If I tell someone and they say,
Oh, you don't look Jewish....
Or half-jokingly: I didn't know
they let any Jews into Bellingham....

Or: I'm tired of hearing
about the Holocaust....


I can't misspell our streets
like damp cigars in someone
else's teeth, can't dispel
our past, as if it weren't
this porous shield—sun on bits
of mica, a certain vacant lot
near Sheepshead Bay,
where a gang of four
strips a boy, sits him
down in an armchair, burrs
stuck to the boy's wrists,
so their sickle eyes
get to revise the kid a little,
see if he's American
or if he's been circumcised.
In Cracow, once, there were wells
with no eyelids, lakes like Gretel's
oven, where almost no one
muttered, My error will abide
with me and spend the night.













Richard Widerkehr earned his M.A. from Columbia University and won two Hopwood first prizes for poetry at the University of Michigan.

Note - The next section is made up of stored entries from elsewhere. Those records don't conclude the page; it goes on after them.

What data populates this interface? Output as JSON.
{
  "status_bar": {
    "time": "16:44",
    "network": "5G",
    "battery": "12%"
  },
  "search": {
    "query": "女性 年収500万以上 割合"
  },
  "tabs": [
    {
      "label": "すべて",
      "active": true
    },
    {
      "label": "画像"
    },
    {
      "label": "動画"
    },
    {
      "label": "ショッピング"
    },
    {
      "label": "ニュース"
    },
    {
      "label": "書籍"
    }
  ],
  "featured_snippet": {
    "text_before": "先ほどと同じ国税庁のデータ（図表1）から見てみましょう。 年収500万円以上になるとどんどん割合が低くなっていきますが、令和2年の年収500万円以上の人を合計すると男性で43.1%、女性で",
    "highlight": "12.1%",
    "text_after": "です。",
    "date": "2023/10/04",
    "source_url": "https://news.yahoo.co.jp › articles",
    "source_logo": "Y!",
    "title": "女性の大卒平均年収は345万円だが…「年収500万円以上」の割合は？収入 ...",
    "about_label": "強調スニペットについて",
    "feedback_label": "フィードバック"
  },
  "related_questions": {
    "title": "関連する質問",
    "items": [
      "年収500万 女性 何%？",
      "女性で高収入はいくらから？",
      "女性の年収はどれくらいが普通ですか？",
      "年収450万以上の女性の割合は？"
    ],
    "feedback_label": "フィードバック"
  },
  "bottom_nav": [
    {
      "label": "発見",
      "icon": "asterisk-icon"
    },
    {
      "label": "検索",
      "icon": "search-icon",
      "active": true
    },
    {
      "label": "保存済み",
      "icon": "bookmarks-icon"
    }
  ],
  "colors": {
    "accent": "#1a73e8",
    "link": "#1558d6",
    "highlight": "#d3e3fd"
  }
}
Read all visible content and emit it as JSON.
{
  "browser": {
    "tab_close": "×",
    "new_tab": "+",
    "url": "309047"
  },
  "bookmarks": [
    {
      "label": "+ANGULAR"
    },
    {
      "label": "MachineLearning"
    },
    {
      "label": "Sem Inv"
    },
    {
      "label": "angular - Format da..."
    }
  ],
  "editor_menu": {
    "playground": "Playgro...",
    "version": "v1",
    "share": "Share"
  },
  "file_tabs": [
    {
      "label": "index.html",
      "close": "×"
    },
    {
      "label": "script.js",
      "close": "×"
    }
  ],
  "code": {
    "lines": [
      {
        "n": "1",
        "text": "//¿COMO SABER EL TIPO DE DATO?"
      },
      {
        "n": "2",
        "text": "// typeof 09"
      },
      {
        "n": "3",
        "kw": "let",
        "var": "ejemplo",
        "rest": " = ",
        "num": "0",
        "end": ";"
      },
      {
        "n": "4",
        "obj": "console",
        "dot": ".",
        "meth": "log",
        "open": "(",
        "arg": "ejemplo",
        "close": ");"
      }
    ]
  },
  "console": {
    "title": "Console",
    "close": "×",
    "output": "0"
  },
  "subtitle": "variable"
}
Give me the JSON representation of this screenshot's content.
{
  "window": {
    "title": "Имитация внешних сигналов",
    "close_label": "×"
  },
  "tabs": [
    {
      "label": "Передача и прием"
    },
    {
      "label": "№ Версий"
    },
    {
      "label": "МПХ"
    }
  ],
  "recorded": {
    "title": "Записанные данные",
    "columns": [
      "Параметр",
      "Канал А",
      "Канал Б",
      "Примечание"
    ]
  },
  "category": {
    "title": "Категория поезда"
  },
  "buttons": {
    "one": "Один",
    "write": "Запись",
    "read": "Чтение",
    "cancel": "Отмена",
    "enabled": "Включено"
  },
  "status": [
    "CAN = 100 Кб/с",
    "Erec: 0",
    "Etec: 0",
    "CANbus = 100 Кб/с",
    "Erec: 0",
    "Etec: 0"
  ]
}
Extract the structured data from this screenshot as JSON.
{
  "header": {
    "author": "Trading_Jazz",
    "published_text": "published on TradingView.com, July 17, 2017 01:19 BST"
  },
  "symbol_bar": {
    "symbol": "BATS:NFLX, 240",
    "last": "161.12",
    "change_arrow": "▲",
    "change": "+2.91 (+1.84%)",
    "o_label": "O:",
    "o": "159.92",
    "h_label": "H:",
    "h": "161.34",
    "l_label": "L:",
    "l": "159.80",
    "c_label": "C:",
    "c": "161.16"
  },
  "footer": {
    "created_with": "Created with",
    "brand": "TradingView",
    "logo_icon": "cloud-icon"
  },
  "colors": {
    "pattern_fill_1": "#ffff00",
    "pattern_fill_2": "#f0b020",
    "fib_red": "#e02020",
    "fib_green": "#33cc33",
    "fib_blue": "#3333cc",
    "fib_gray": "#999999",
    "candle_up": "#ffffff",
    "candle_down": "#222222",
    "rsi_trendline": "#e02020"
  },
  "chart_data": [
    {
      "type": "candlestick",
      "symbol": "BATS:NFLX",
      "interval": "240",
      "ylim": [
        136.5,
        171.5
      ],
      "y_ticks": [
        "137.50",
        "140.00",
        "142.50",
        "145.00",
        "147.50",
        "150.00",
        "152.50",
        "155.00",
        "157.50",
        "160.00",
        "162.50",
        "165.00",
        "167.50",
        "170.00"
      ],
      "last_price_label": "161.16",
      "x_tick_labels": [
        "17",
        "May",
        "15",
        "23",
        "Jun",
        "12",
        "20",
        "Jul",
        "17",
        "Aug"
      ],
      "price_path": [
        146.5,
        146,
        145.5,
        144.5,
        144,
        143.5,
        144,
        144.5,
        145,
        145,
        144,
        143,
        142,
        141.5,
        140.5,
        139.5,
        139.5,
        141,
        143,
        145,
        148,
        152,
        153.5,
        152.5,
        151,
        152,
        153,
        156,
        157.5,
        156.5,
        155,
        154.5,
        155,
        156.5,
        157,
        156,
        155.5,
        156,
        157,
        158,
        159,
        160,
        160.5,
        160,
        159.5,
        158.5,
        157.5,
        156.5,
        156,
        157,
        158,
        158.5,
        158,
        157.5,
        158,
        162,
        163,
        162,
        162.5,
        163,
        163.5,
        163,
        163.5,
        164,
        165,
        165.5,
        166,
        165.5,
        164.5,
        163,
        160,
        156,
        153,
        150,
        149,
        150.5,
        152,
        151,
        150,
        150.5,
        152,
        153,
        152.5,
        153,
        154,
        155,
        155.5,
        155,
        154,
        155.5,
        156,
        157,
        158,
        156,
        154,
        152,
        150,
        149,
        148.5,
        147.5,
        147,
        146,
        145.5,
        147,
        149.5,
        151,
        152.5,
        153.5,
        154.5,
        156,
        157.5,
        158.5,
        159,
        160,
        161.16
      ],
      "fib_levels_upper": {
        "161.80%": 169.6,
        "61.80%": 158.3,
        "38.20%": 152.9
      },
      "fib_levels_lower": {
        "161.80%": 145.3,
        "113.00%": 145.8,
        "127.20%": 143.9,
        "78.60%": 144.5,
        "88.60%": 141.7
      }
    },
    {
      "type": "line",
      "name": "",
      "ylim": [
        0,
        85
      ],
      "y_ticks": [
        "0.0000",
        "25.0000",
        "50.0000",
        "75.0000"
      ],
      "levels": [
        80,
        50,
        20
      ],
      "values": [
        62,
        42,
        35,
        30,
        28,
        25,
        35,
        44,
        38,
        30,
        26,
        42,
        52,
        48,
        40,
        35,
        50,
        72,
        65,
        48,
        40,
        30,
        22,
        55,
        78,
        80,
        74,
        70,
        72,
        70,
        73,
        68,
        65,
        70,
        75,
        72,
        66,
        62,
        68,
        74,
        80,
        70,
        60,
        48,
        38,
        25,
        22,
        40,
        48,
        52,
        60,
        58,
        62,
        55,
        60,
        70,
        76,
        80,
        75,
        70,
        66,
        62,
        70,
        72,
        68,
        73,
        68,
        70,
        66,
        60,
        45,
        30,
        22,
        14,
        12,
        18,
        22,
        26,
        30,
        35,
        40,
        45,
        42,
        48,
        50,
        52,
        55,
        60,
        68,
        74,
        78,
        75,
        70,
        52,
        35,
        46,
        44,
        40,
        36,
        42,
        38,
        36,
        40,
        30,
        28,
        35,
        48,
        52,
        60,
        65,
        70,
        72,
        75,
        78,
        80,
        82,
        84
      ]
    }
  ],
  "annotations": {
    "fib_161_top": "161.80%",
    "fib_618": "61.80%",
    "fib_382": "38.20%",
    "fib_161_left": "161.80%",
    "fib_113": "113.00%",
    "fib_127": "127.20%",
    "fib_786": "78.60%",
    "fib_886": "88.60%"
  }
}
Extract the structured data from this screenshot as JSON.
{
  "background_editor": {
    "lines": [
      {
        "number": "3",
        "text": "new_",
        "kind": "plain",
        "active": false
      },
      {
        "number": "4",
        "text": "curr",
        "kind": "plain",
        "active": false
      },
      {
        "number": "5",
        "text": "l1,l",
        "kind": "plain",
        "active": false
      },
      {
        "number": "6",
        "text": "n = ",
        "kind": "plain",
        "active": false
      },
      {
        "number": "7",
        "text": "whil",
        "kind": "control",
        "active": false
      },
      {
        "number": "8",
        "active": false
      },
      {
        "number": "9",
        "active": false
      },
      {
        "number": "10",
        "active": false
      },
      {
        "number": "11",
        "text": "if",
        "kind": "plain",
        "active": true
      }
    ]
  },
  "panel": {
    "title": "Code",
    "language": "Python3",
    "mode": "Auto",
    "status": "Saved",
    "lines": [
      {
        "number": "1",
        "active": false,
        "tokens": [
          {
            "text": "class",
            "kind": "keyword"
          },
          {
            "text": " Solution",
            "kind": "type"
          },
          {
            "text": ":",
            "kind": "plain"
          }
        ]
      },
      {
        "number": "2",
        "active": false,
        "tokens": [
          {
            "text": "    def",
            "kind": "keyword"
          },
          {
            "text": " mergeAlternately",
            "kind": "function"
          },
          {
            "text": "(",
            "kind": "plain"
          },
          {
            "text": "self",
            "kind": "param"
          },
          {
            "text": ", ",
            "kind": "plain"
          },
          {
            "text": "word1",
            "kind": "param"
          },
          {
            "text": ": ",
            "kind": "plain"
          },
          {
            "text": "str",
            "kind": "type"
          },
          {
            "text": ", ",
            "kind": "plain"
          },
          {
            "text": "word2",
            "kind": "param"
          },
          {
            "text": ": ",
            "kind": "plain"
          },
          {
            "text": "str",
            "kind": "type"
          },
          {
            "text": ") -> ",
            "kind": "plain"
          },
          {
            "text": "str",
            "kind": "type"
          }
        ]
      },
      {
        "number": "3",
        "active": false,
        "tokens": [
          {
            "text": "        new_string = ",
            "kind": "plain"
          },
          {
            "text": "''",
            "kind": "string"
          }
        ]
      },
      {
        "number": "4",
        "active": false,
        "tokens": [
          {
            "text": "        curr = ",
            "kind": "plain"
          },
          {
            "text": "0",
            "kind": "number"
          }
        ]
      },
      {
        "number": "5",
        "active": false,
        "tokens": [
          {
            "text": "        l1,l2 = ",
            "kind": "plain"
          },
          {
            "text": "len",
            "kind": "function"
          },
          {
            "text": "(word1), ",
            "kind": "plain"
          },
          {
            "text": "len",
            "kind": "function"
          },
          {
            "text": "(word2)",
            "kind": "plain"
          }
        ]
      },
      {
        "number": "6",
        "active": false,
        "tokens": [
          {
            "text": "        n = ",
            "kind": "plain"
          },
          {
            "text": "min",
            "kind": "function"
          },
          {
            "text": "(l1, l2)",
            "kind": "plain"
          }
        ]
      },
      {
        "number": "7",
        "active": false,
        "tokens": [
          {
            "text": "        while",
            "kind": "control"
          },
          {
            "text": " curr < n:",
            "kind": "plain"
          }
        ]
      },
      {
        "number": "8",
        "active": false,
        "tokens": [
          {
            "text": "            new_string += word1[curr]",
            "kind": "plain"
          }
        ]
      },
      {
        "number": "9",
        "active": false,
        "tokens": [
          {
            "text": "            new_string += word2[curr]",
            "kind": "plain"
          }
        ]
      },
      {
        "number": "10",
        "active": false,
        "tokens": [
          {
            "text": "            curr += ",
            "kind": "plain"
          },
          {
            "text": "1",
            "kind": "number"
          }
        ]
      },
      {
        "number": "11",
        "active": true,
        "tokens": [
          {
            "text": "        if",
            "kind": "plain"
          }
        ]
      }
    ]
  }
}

He has two book-length collections of poems: The Way Home (Plain View Press) and Her Story of Fire (Egress Studio Press), along with two chapbooks. Tarragon Books published his novel, Sedimental Journey, about a geologist in love with a fictional character. Recent work has appeared in Rattle, Floating Bridge Review, Gravel, Cirque, Crack The Spine, Jewish Literary Journal, Penumbra, Sediments, and Salt River Review. Other poems are forthcoming in Measure, Nomad's Choir, and Clay Bird Review. He's worked as a writing teacher and, later, as a case manager with the mentally ill. He edits poetry for Shark Reef Review.